By the way, to see the effect of the patch, say: echo -e 'AAA\e[4mBBB\e[;1mCCC\e[mDDD' both in xterm and in src/vte. It prints 3 A's, starts underlining, then prints three B's, then goes to normal mode and starts using bold, and prints 3 C's, and then goes into normal mode again and prints 3 D's. In vte, the implicit 0 in the '\e[;1m' part is not taken into account.
Created attachment 81052 [details] [review] Add ';' to the numeric class Sorry Mariano, I wanted to ping a patch to you last night, but I needed sleep more. This patch takes a simpler approach and extends '%d' to match '([0-9;]+)*' which is what _vte_table_extract_numbers() was designed to parse.
Hmm, perhaps '([0-9]+;)*' is the closer regexp. PBC.
([0-9]*;?)* I think
Hah, this breaks '\e[1;1H' and I guess others. * bangs head against brick wall.
Created attachment 81078 [details] [review] Create a numeric_list matcher So introduce a numeric_list class (for '%m') search for a match on that subtable before a '%d'. If we fail to find a match, continue on to an exact number match.
Reverted r1512, r1524: 2007-01-24 Chris Wilson <chris@chris-wilson.co.uk> cf Bug 400072 – Handling of ; in control sequences Morale of the story: wait until the morning. Revert r1512, the mistaken attempt at parsing '\e[;30m'. * src/table.c: (_vte_table_addi), (_vte_table_matchi), (_vte_table_match):
Created attachment 81133 [details] [review] Rebase the numeric_list matcher to HEAD
*** Bug 305507 has been marked as a duplicate of this bug. ***
Just found a previous thread, bug 305507, with an almost identical broken patch.

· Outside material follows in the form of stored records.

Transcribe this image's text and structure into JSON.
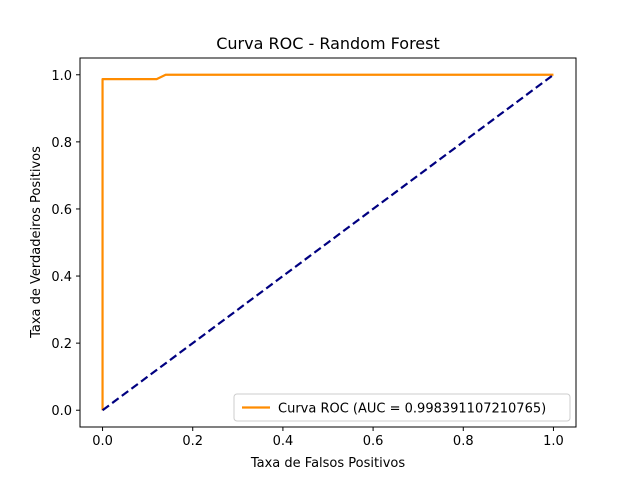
{
  "chart_data": {
    "type": "line",
    "title": "Curva ROC - Random Forest",
    "xlabel": "Taxa de Falsos Positivos",
    "ylabel": "Taxa de Verdadeiros Positivos",
    "xlim": [
      -0.05,
      1.05
    ],
    "ylim": [
      -0.05,
      1.05
    ],
    "xticks": [
      "0.0",
      "0.2",
      "0.4",
      "0.6",
      "0.8",
      "1.0"
    ],
    "yticks": [
      "0.0",
      "0.2",
      "0.4",
      "0.6",
      "0.8",
      "1.0"
    ],
    "grid": false,
    "legend_position": "lower-right",
    "series": [
      {
        "name": "Curva ROC (AUC = 0.998391107210765)",
        "color": "#ff8c00",
        "style": "solid",
        "x": [
          0.0,
          0.0,
          0.0,
          0.12,
          0.14,
          1.0
        ],
        "y": [
          0.0,
          0.987,
          0.987,
          0.987,
          1.0,
          1.0
        ]
      },
      {
        "color": "#000080",
        "style": "dashed",
        "x": [
          0.0,
          1.0
        ],
        "y": [
          0.0,
          1.0
        ]
      }
    ]
  }
}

*** Bug 306320 has been marked as a duplicate of this bug. ***
*** Bug 334942 has been marked as a duplicate of this bug. ***
*** Bug 332630 has been marked as a duplicate of this bug. ***
I accidentally commited this patch a while ago and nobody has complained so far - it even fixed a couple of other bugs in the process.
FWIW, the patch has the issue that it does not take into account the fact that the values of default arguments depend on the control sequence (it's always 0 or 1, I guess). Some of this issues are catered for by hand in the source (that's why we have «CSI A» and «CSI %d A», for example).